If you’ve spent any time in church over the years, or followed Christian influencers, authors and speakers on social media, you’ve heard the idea of ‘holding your plans loosely’. But what does that mean when you apply it to your day to day?

In the fall, I shared about margins, and that is one way to hold loosely to those plans, leaving space and time to react and respond to needs around you. (https://www.momscafecochrane.ca/planning-in-the-chaos/)

Another way is to not be so reliant on your future plans that you feel great failure if they do not come to pass. As a planner, with my colour coded pens, my theme stickers and my long range list making …this is outside my natural skills. I want the investment in my planning to be worthwhile! We look forward to the things we plan. From things we plan that may be small, like a walk with a friend next week, getting our favourite hot drink on the way to get groceries – some may be big, like an overseas family safari or where and when we hope to retire. There is a sense of disappointment when plans don’t come through, the hope we’ve felt as we looked ahead feels lost. Plans give us small hopes during the monotonous days of motherhood. These hopes are small compared to the grand hope of heaven, but they do impact our day to day, and I know that the God who cares about sparrows, does not turn a blind eye to our hope for our friendships, hot coffee or adventures in the world He created.

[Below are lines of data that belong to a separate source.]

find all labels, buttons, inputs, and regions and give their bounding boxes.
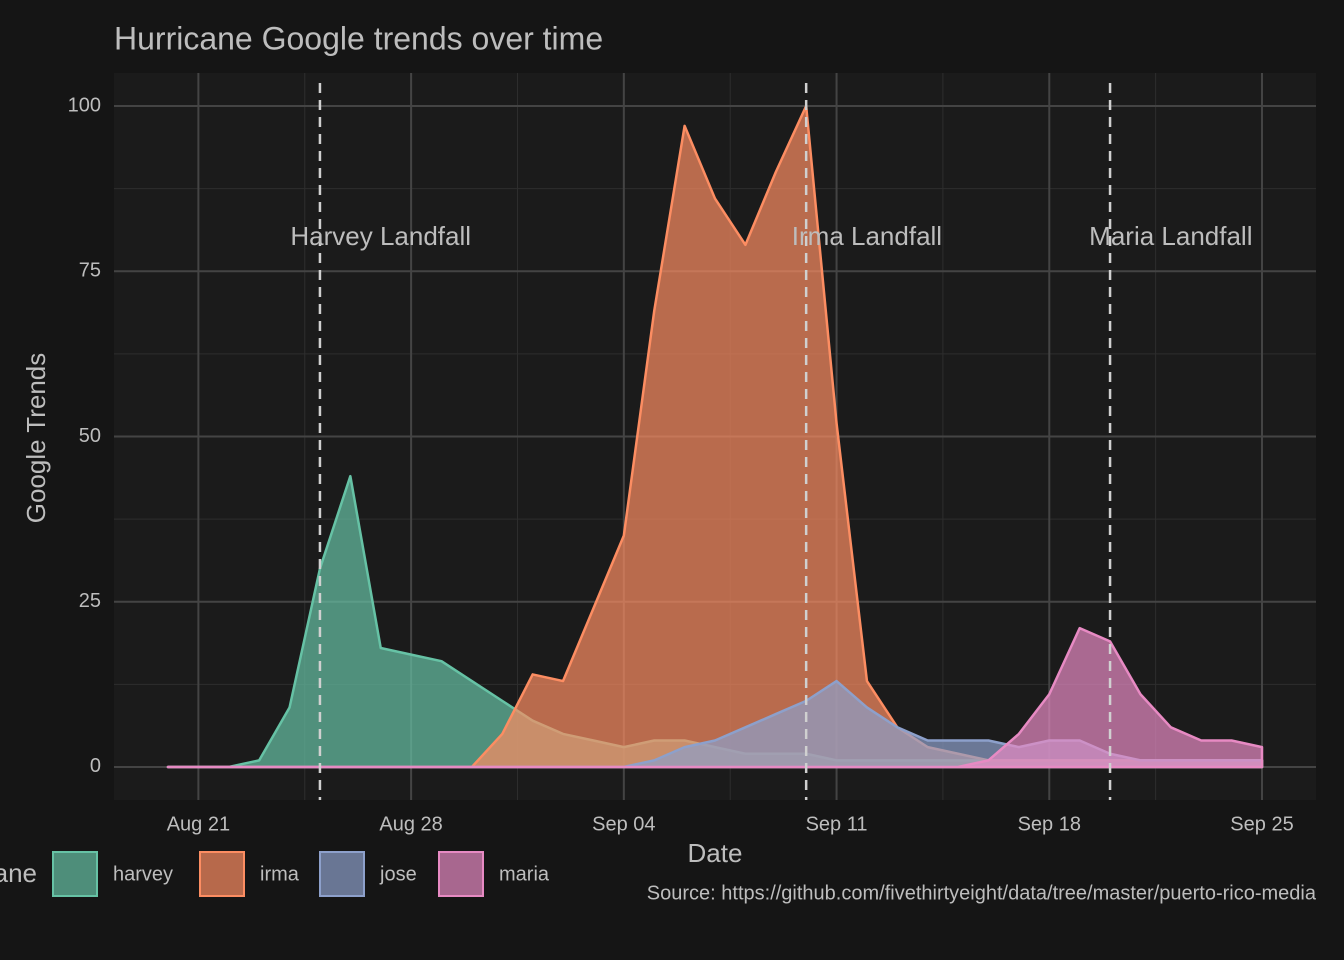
legend-label: maria (499, 863, 550, 885)
x-tick-label: Sep 11 (806, 813, 868, 835)
annotation: Maria Landfall (1089, 221, 1252, 251)
x-tick-label: Sep 18 (1018, 813, 1081, 835)
legend-key (438, 851, 484, 897)
x-tick-label: Sep 25 (1230, 813, 1293, 835)
legend-label: irma (260, 863, 300, 885)
legend-label: jose (379, 863, 417, 885)
y-axis-title: Google Trends (21, 353, 51, 524)
y-tick-label: 0 (90, 755, 101, 777)
y-tick-label: 50 (79, 425, 101, 447)
x-tick-label: Aug 21 (167, 813, 230, 835)
y-tick-label: 25 (79, 590, 101, 612)
annotation: Irma Landfall (792, 221, 942, 251)
y-tick-label: 75 (79, 260, 101, 282)
legend-key (199, 851, 245, 897)
y-tick-label: 100 (68, 94, 101, 116)
caption: Source: https://github.com/fivethirtyeig… (647, 882, 1317, 904)
chart-title: Hurricane Google trends over time (114, 20, 603, 56)
x-tick-label: Sep 04 (592, 813, 655, 835)
x-axis-title: Date (688, 838, 743, 868)
legend-key (52, 851, 98, 897)
annotation: Harvey Landfall (290, 221, 471, 251)
area (166, 626, 1264, 769)
legend-key (319, 851, 365, 897)
x-tick-label: Aug 28 (379, 813, 442, 835)
legend-title: hurricane (0, 858, 37, 888)
legend-label: harvey (113, 863, 173, 885)
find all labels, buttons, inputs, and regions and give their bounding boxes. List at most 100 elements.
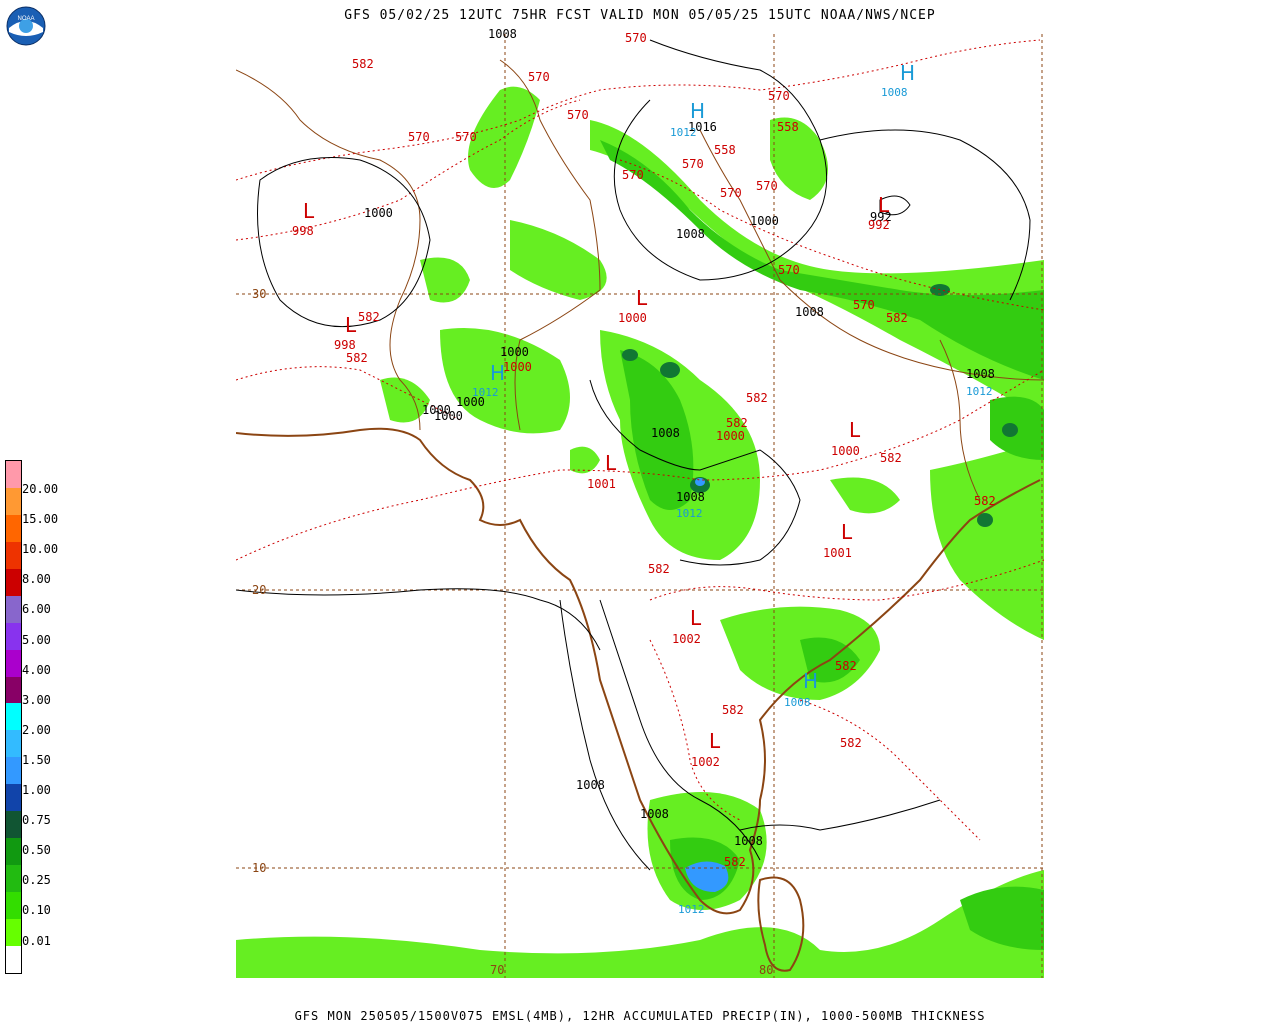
- thickness-label: 570: [768, 89, 790, 103]
- legend-swatch: [6, 945, 21, 973]
- pressure-label: 1008: [676, 490, 705, 504]
- legend-swatch: [6, 461, 21, 488]
- low-symbol: L: [841, 520, 853, 544]
- thickness-label: 570: [682, 157, 704, 171]
- high-symbol: H: [900, 61, 915, 85]
- low-value: 1002: [672, 632, 701, 646]
- legend-label: 8.00: [22, 572, 51, 587]
- thickness-label: 582: [358, 310, 380, 324]
- legend-label: 0.50: [22, 843, 51, 858]
- legend-swatch: [6, 622, 21, 650]
- legend-swatch: [6, 703, 21, 731]
- low-symbol: L: [345, 313, 357, 337]
- precip-heavy: [622, 284, 1018, 527]
- low-value: 998: [334, 338, 356, 352]
- legend-label: 0.01: [22, 933, 51, 948]
- legend-swatch: [6, 865, 21, 892]
- pressure-label: 992: [870, 210, 892, 224]
- thickness-label: 570: [455, 130, 477, 144]
- lon-70-label: 70: [490, 963, 504, 977]
- high-value: 1012: [966, 385, 993, 398]
- pressure-label: 1008: [640, 807, 669, 821]
- pressure-label: 1000: [750, 214, 779, 228]
- thickness-label: 570: [778, 263, 800, 277]
- thickness-label: 582: [886, 311, 908, 325]
- pressure-label: 1008: [966, 367, 995, 381]
- legend-label: 6.00: [22, 602, 51, 617]
- low-symbol: L: [849, 418, 861, 442]
- legend-swatch: [6, 568, 21, 596]
- low-value: 1002: [691, 755, 720, 769]
- legend-swatch: [6, 676, 21, 704]
- thickness-label: 582: [974, 494, 996, 508]
- thickness-label: 570: [408, 130, 430, 144]
- thickness-label: 582: [840, 736, 862, 750]
- high-value: 1008: [881, 86, 908, 99]
- thickness-label: 582: [346, 351, 368, 365]
- legend-swatch: [6, 757, 21, 785]
- coastline: [236, 427, 1041, 972]
- pressure-label: 1000: [434, 409, 463, 423]
- thickness-label: 582: [746, 391, 768, 405]
- thickness-label: 570: [853, 298, 875, 312]
- high-value: 1012: [678, 903, 705, 916]
- low-symbol: L: [636, 286, 648, 310]
- legend-label: 2.00: [22, 722, 51, 737]
- thickness-contours: [236, 39, 1044, 841]
- latlon-grid: [236, 34, 1044, 978]
- thickness-label: 558: [714, 143, 736, 157]
- legend-swatch: [6, 649, 21, 677]
- high-pressure-centers: H 1008 H 1012 H 1012 1012 1012 H 1008 10…: [472, 61, 993, 916]
- high-value: 1012: [670, 126, 697, 139]
- low-symbol: L: [709, 729, 721, 753]
- low-value: 1001: [587, 477, 616, 491]
- lon-80-label: 80: [759, 963, 773, 977]
- pressure-label: 1008: [795, 305, 824, 319]
- legend-label: 5.00: [22, 632, 51, 647]
- legend-swatch: [6, 595, 21, 623]
- lat-30-label: 30: [252, 287, 266, 301]
- legend-swatch: [6, 838, 21, 866]
- thickness-label: 582: [724, 855, 746, 869]
- pressure-label: 1000: [500, 345, 529, 359]
- thickness-label: 570: [756, 179, 778, 193]
- pressure-label: 1008: [676, 227, 705, 241]
- legend-swatch: [6, 811, 21, 839]
- map-canvas: [236, 34, 1044, 978]
- legend-swatch: [6, 784, 21, 812]
- high-symbol: H: [690, 99, 705, 123]
- thickness-label: 582: [352, 57, 374, 71]
- precip-light: [236, 86, 1044, 978]
- logo-text: NOAA: [17, 16, 34, 22]
- map-footer: GFS MON 250505/1500V075 EMSL(4MB), 12HR …: [294, 1009, 986, 1023]
- low-value: 1000: [716, 429, 745, 443]
- legend-label: 0.10: [22, 903, 51, 918]
- low-symbol: L: [878, 193, 890, 217]
- low-value: 992: [868, 218, 890, 232]
- borders: [236, 59, 1044, 501]
- legend-label: 4.00: [22, 662, 51, 677]
- high-symbol: H: [490, 361, 505, 385]
- thickness-label: 570: [567, 108, 589, 122]
- legend-label: 0.75: [22, 813, 51, 828]
- low-value: 1000: [831, 444, 860, 458]
- thickness-label: 570: [720, 186, 742, 200]
- pressure-label: 1016: [688, 120, 717, 134]
- precip-legend: [5, 460, 22, 974]
- pressure-label: 1000: [456, 395, 485, 409]
- pressure-label-group: 1008 1016 1000 1008 1000 1008 1000 1000 …: [364, 27, 995, 848]
- legend-swatch: [6, 730, 21, 758]
- thickness-label: 570: [528, 70, 550, 84]
- thickness-label: 582: [880, 451, 902, 465]
- isobars: [236, 39, 1031, 871]
- high-value: 1012: [676, 507, 703, 520]
- legend-label: 0.25: [22, 873, 51, 888]
- pressure-label: 1000: [364, 206, 393, 220]
- legend-label: 20.00: [22, 482, 59, 496]
- pressure-label: 1000: [422, 403, 451, 417]
- legend-swatch: [6, 541, 21, 569]
- low-symbol: L: [303, 199, 315, 223]
- map-title: GFS 05/02/25 12UTC 75HR FCST VALID MON 0…: [344, 8, 936, 23]
- legend-swatch: [6, 514, 21, 542]
- legend-label: 1.50: [22, 752, 51, 767]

Summer 2020 was a summer of …. Nothing*. Holding tightly to my plans, I was not happy they were upended. My reaction told me more about how tightly I’d held those plans than anything else. We had planned to be in another province, spending our ‘once every 3 years’ summer with the grandparents and cousins. A trip my family looks forward to for three years! We had no other plans, as that was the whole summer’s plan. It felt like a big loss, and at the time we said, “we’ll go next year”. This winter as I started to look ahead to Summer 2021, I knew there was a possibility that the trip would again be postponed. This is where I needed to blend my desire to plan, the need for our family to have a summer to look forward to, and the ‘holding loosely’ part that I don’t naturally enjoy.

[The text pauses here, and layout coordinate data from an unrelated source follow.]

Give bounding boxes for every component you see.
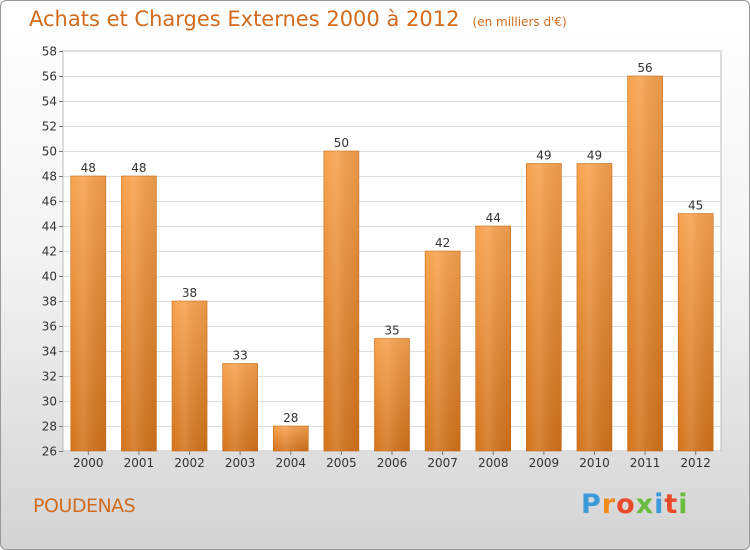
y-tick-label: 32 (42, 370, 57, 384)
bar-shine (475, 226, 511, 451)
y-tick-label: 36 (42, 320, 57, 334)
x-tick-label: 2009 (529, 456, 560, 470)
y-tick-label: 50 (42, 145, 57, 159)
bar-value-label: 38 (182, 286, 197, 300)
bar-shine (121, 176, 157, 451)
title-row: Achats et Charges Externes 2000 à 2012 (… (29, 7, 567, 31)
logo-letter: r (601, 489, 617, 520)
y-axis-ticks: 26 28 30 32 34 36 38 40 42 44 46 48 50 52 54 56 58 (42, 45, 63, 459)
bar-value-label: 49 (536, 149, 551, 163)
x-tick-label: 2003 (225, 456, 256, 470)
x-tick-label: 2007 (427, 456, 458, 470)
y-tick-label: 40 (42, 270, 57, 284)
bar-shine (576, 163, 612, 451)
y-tick-label: 44 (42, 220, 57, 234)
chart-title: Achats et Charges Externes 2000 à 2012 (29, 7, 460, 31)
x-tick-label: 2008 (478, 456, 509, 470)
bar-value-label: 48 (81, 161, 96, 175)
bar-shine (222, 363, 258, 451)
bar-shine (273, 426, 309, 451)
y-tick-label: 54 (42, 95, 57, 109)
bar-shine (425, 251, 461, 451)
y-tick-label: 34 (42, 345, 57, 359)
chart-subtitle: (en milliers d'€) (472, 15, 567, 29)
bar-value-label: 45 (688, 199, 703, 213)
x-tick-label: 2002 (174, 456, 205, 470)
x-tick-label: 2011 (630, 456, 661, 470)
x-tick-label: 2012 (680, 456, 711, 470)
x-tick-label: 2004 (275, 456, 306, 470)
bar-shine (526, 163, 562, 451)
bar-shine (374, 338, 410, 451)
logo-letter: t (664, 489, 679, 520)
y-tick-label: 56 (42, 70, 57, 84)
y-tick-label: 28 (42, 420, 57, 434)
bar-value-label: 48 (131, 161, 146, 175)
bar-value-label: 50 (334, 136, 349, 150)
bar-value-label: 42 (435, 236, 450, 250)
bar-value-label: 28 (283, 411, 298, 425)
y-tick-label: 48 (42, 170, 57, 184)
logo-letter: i (678, 489, 689, 520)
bar-shine (627, 76, 663, 451)
x-tick-label: 2005 (326, 456, 357, 470)
x-tick-label: 2006 (377, 456, 408, 470)
x-axis-ticks: 2000 2001 2002 2003 2004 2005 2006 2007 2008 2009… (73, 451, 711, 470)
y-tick-label: 42 (42, 245, 57, 259)
proxiti-logo: Proxiti (581, 489, 689, 520)
bar-shine (172, 301, 208, 451)
bar-value-label: 56 (637, 61, 652, 75)
y-tick-label: 58 (42, 45, 57, 59)
bar-value-label: 44 (486, 211, 501, 225)
bar-shine (323, 151, 359, 451)
bar-value-label: 49 (587, 149, 602, 163)
x-tick-label: 2001 (124, 456, 155, 470)
y-tick-label: 26 (42, 445, 57, 459)
bars: 48 48 38 33 28 50 35 42 44 49 49 56 45 (70, 61, 714, 452)
y-tick-label: 46 (42, 195, 57, 209)
logo-letter: o (616, 489, 636, 520)
y-tick-label: 52 (42, 120, 57, 134)
city-label: POUDENAS (33, 495, 136, 517)
logo-letter: i (654, 489, 665, 520)
bar-shine (70, 176, 106, 451)
bar-value-label: 33 (233, 349, 248, 363)
y-tick-label: 38 (42, 295, 57, 309)
y-tick-label: 30 (42, 395, 57, 409)
x-tick-label: 2000 (73, 456, 104, 470)
logo-letter: P (581, 489, 602, 520)
logo-letter: x (635, 489, 655, 520)
x-tick-label: 2010 (579, 456, 610, 470)
bar-value-label: 35 (384, 324, 399, 338)
bar-shine (678, 213, 714, 451)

We’re planning two completely different summers. One where we do get our road trip, camping along the way, to visit the grandparents and cousins, and another where we do more camping right here in Alberta. We know we’ll have to cancel one set of plans, and there will be a few reservation fees we won’t be paid back. We decided that was worth it for us, for this summer. In a time where getting a campsite reservation is much like a game of chance combined with fast internet, we opted not to leave this to the last minute. We’re reasonably confident that one set of plans will at least partially proceed. Making no plans isn’t a match for my personality, but I’m learning to be flexible and not quite so stressed when plans fall apart. I’m not sure I’ll consider it joy just yet if it all gets canceled, but we’ll have a moment of sadness for the plans we can’t follow through with, and be able to move on with a better attitude.

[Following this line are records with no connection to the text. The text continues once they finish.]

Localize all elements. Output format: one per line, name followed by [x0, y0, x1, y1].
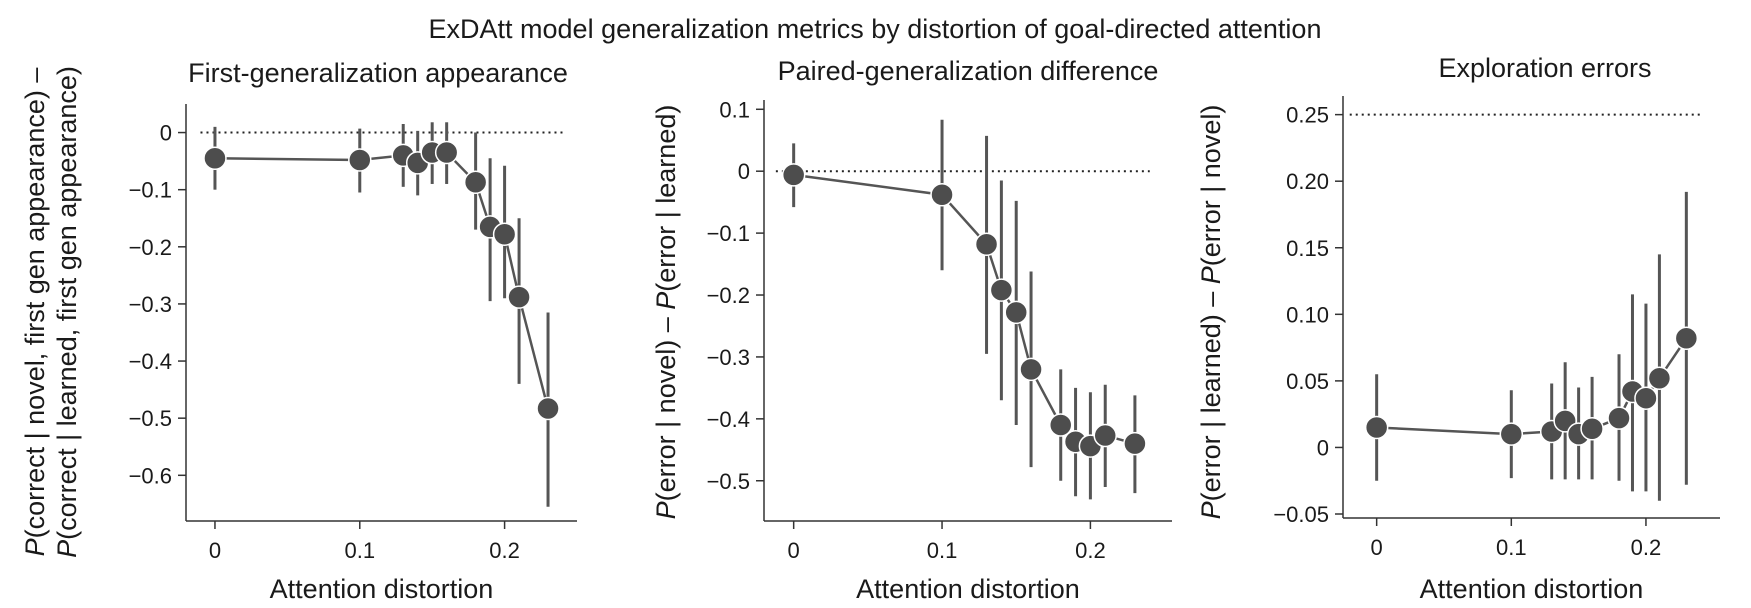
x-tick-label: 0.2	[489, 538, 520, 563]
series-line	[793, 173, 1136, 448]
x-tick-label: 0	[209, 538, 221, 563]
y-tick-label: 0.05	[1286, 369, 1329, 394]
y-tick-label: 0	[738, 159, 750, 184]
y-axis-label-part: (correct | learned, first gen appearance…	[52, 66, 82, 540]
data-point	[536, 396, 560, 421]
x-tick-label: 0.1	[1496, 535, 1527, 560]
y-tick-label: 0.1	[719, 97, 750, 122]
y-tick-label: 0.25	[1286, 103, 1329, 128]
x-tick-label: 0.2	[1075, 538, 1106, 563]
y-axis-label-part: (correct | novel, first gen appearance) …	[20, 68, 50, 539]
panel-title: Exploration errors	[1438, 53, 1651, 83]
panel-title: First-generalization appearance	[188, 58, 568, 88]
y-axis-label-part: P	[1196, 266, 1226, 284]
data-point	[463, 170, 488, 195]
y-tick-label: −0.4	[707, 407, 750, 432]
data-point	[1019, 357, 1043, 382]
data-point	[1048, 413, 1073, 437]
data-point	[1093, 423, 1117, 448]
x-tick-label: 0	[788, 538, 800, 563]
panel-title: Paired-generalization difference	[778, 56, 1159, 86]
chart-panel-1: First-generalization appearance 0 −0.1 −0.2…	[20, 58, 577, 604]
data-point	[1647, 366, 1672, 390]
x-tick-label: 0.1	[927, 538, 958, 563]
chart-panel-3: Exploration errors0.250.200.150.100.050−…	[1196, 53, 1720, 604]
data-point	[1674, 326, 1699, 351]
chart-panel-2: Paired-generalization difference 0.1 0 −0.1…	[651, 56, 1172, 604]
y-tick-label: 0	[160, 121, 172, 146]
y-tick-label: −0.3	[129, 292, 172, 317]
y-axis-label: P(correct | novel, first gen appearance)…	[20, 68, 50, 557]
x-axis-label: Attention distortion	[856, 574, 1080, 604]
data-point	[348, 148, 372, 172]
y-axis-label-part: (error | learned) –	[1196, 284, 1226, 501]
data-point	[930, 182, 954, 207]
series-line	[214, 151, 550, 409]
data-point	[1580, 417, 1604, 441]
y-tick-label: 0.10	[1286, 302, 1329, 327]
data-point	[434, 140, 459, 165]
data-point	[507, 285, 531, 309]
y-tick-label: −0.4	[129, 349, 172, 374]
y-tick-label: −0.1	[707, 221, 750, 246]
y-tick-label: −0.3	[707, 345, 750, 370]
data-point	[1004, 300, 1028, 325]
x-axis-label: Attention distortion	[270, 574, 494, 604]
data-point	[1499, 422, 1524, 446]
x-tick-label: 0	[1371, 535, 1383, 560]
y-tick-label: −0.6	[129, 463, 172, 488]
x-tick-label: 0.1	[344, 538, 375, 563]
y-axis-label: P(error | learned) – P(error | novel)	[1196, 105, 1226, 520]
data-point	[203, 146, 227, 171]
y-tick-label: 0	[1317, 435, 1329, 460]
y-axis-label-part: P	[1196, 501, 1226, 519]
figure-title: ExDAtt model generalization metrics by d…	[429, 14, 1322, 44]
y-tick-label: 0.15	[1286, 236, 1329, 261]
y-tick-label: −0.5	[129, 406, 172, 431]
y-tick-label: −0.2	[707, 283, 750, 308]
y-tick-label: −0.2	[129, 235, 172, 260]
y-axis-label: P(correct | learned, first gen appearanc…	[52, 66, 82, 558]
data-point	[1607, 406, 1631, 430]
data-point	[1364, 415, 1389, 440]
y-tick-label: −0.05	[1273, 502, 1329, 527]
x-tick-label: 0.2	[1631, 535, 1662, 560]
y-axis-label-part: P	[52, 540, 82, 558]
y-axis-label: P(error | novel) – P(error | learned)	[651, 105, 681, 520]
y-tick-label: −0.5	[707, 469, 750, 494]
data-point	[974, 232, 999, 257]
data-point	[781, 163, 806, 187]
y-axis-label-part: (error | novel)	[1196, 105, 1226, 267]
data-point	[1123, 431, 1147, 456]
x-axis-label: Attention distortion	[1420, 574, 1644, 604]
y-tick-label: −0.1	[129, 178, 172, 203]
y-tick-label: 0.20	[1286, 169, 1329, 194]
y-axis-label-part: P	[651, 292, 681, 310]
y-axis-label-part: P	[651, 501, 681, 519]
data-point	[1634, 386, 1658, 410]
y-axis-label-part: (error | novel) –	[651, 310, 681, 502]
data-point	[989, 278, 1014, 302]
y-axis-label-part: (error | learned)	[651, 105, 681, 292]
data-point	[492, 222, 517, 246]
y-axis-label-part: P	[20, 538, 50, 556]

Write your plans down, let yourself feel the hope that comes with making them, have a back up plan and maybe stick with pencil until closer to the events! 

*To be clear, it wasn’t actually ‘nothing’. It just felt a lot less than we’d hoped! We built a climbing wall in our back yard to have more fun vertical space, we had endless bike & scooter rides at a nearby empty parking lot – sometimes even meeting friends and bringing chairs for moms to supervise with coffee! We went on one camping trip for a few nights. We went to a lake and paddled kayaks, we hiked. We did more than ‘nothing’, but still felt like we missed the bigger summer adventures we’d normally have!